Chinatown at 50: Our Noir Responsibility to One Another

Roman Polanski’s seminal 1974 neo-noir Chinatown has a great deal to reckon with. Chinatown centers on Jake Gittes (Jack Nicholson), a private investigator working in Los Angeles in the 1930s. The picture is set against the backdrop of the California water wars—a series of conflicts between farmers and the city of Los Angeles—with this setting serving as a conduit for exploring the political machinations of power. Early in the film, Jake crosses paths with Evelyn Mulwray (Faye Dunaway)—wife of Hollis, chief engineer of Los Angeles’ Department of Water and Power—and their muddy, unclear marriage predicates Jake’s investigation. As Jake delves further into the crevices of Evelyn’s personal life and the stratagems of the water department, Chinatown reveals itself as an epistemological work. Through its focus on Jake, it’s one that reckons with the moral duty we hold when receiving victims’ stories—and when interpreting said story, dealing with the unfolding consequences as a result of one’s interpretation.
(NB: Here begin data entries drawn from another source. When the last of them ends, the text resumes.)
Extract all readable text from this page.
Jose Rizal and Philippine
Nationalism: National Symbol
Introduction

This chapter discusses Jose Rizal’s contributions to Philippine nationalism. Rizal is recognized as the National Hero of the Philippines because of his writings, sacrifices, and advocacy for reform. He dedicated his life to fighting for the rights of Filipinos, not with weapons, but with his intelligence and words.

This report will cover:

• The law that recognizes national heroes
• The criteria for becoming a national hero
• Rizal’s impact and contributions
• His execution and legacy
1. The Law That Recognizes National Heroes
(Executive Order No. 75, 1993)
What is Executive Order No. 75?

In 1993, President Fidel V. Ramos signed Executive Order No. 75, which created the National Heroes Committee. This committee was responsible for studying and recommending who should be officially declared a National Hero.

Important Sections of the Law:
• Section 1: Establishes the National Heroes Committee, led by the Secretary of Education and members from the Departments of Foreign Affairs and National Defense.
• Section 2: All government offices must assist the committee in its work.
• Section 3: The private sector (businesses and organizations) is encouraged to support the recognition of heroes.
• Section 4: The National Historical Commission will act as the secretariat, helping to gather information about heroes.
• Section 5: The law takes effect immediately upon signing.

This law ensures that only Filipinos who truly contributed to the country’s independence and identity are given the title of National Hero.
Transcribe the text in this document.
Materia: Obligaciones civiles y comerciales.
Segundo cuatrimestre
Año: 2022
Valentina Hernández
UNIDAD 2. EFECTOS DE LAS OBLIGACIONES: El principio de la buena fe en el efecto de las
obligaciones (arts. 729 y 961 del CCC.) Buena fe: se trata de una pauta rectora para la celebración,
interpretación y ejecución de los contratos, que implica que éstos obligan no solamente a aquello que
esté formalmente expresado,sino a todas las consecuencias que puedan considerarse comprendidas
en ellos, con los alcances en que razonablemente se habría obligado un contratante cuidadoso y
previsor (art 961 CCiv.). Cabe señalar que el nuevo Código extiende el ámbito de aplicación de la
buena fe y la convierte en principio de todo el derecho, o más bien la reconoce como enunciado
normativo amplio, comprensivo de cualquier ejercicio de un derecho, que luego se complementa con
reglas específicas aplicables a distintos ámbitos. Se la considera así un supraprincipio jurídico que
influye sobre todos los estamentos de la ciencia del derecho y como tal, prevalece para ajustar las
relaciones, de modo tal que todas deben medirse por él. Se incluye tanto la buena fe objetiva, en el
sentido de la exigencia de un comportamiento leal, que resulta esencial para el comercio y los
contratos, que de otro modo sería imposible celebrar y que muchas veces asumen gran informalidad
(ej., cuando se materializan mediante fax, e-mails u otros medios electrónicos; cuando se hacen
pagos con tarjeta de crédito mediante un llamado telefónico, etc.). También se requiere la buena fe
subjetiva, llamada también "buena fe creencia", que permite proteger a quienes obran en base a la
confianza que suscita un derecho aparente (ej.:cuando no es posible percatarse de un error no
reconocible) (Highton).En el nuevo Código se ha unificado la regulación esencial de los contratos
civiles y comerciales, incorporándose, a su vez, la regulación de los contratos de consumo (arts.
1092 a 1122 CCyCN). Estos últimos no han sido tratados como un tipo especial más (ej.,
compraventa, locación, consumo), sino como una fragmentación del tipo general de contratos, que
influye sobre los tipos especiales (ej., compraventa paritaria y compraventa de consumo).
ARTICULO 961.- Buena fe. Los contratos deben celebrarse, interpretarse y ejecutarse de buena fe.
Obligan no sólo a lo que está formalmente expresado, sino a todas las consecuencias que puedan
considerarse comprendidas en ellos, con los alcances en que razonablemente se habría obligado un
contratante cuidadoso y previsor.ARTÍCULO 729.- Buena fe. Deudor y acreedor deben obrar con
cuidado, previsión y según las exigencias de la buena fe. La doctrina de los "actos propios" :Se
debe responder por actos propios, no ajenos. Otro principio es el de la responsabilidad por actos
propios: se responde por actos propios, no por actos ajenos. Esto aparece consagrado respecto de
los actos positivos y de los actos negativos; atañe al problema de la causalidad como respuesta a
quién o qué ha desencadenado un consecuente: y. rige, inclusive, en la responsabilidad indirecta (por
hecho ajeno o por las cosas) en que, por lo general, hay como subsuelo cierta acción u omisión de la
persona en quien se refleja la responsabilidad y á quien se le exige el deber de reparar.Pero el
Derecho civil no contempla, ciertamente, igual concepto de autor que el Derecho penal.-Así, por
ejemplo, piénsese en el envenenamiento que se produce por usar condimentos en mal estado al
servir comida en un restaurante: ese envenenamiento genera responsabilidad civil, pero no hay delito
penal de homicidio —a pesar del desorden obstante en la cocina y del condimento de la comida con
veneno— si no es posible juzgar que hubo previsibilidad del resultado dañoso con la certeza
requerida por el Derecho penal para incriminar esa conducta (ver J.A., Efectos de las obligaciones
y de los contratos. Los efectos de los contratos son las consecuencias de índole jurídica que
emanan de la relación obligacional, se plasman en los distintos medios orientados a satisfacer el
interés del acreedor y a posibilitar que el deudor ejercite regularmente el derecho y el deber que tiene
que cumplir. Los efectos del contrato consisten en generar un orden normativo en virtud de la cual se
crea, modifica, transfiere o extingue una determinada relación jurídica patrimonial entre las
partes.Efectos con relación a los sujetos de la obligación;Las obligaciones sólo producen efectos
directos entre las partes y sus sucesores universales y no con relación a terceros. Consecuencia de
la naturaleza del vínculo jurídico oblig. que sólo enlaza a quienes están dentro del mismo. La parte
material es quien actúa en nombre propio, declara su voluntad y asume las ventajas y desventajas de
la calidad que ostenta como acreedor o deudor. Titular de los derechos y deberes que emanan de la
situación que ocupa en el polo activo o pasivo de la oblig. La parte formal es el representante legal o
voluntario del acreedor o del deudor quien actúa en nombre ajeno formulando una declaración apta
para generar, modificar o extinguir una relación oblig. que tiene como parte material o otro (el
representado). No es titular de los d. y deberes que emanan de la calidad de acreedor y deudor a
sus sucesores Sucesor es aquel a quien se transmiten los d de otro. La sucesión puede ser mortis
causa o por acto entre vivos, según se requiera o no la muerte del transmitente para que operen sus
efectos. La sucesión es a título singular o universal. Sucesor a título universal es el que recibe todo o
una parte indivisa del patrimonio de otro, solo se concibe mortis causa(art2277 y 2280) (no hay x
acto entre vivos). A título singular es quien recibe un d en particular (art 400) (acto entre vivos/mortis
This conceit is ironic when considering Polanski’s life. In 1977, three years after Chinatown premiered, Polanski was arrested for drugging and raping a 13-year-old girl. He pleaded guilty to the lesser charge of “unlawful sex with a minor,” but upon hearing of the judge’s intention to throw out his plea bargain, the filmmaker fled the U.S. for Europe. Having traversed through Poland and France over the following years, Polanski has continued working; his most recent film The Palace premiered at the Cannes Film Festival (along with new films from Woody Allen and Luc Besson, who also have sexual assault allegations).
A discursive response to the noir tradition, Chinatown meditates on the typical set of noir characters. This includes the genre’s prototypical protagonist: a cynical, antisocial lone wolf, marred and moored by his past. It’s not that Jake is far from this, but that his embodiment of this trope serves as a cautionary tale. His nebulous ethics and passivity end up posing devastating consequences.
Evelyn, perhaps, is Chinatown’s femme fatale, though she more than Jake is a re-update on the trope she embodies. She appears to be an inscrutable, destructive force, but is revealed as a victim of incestuous sexual violence by her father, Noah Cross (John Huston)—a wealthy industrialist who plans to incorporate the North West Valley into the county of Los Angeles so as to develop, irrigate and profit off of the land himself. It is Evelyn, not Jake, who transcends the image Polanski is initially reliant on to etch her. She is a full character because she defies traditional narrative confines; Jake is perturbing because he epitomizes the passive, cynical noir hero even when the conditions around him demand otherwise.
In other words, they demand action. And yet, in a pivotal scene in Chinatown, upon confronting Evelyn about her claim that Katherine is both her daughter and her sister (a truth, in that Katherine is a product of her sister’s rape), Jake slaps Evelyn repeatedly, eventually smashing her face into glass. “I want the truth, damn it!” He repeats over and over.
“She’s my sister and my daughter,” Evelyn says, her tear-stained face finally begetting this sober realization in Jake. Here we see Jake’s failure of his epistemological duty: he receives and interprets Evelyn’s story, and with it, treats her like Noah. Like Noah, Jake has had sex with Evelyn; like Noah, he’s abused her.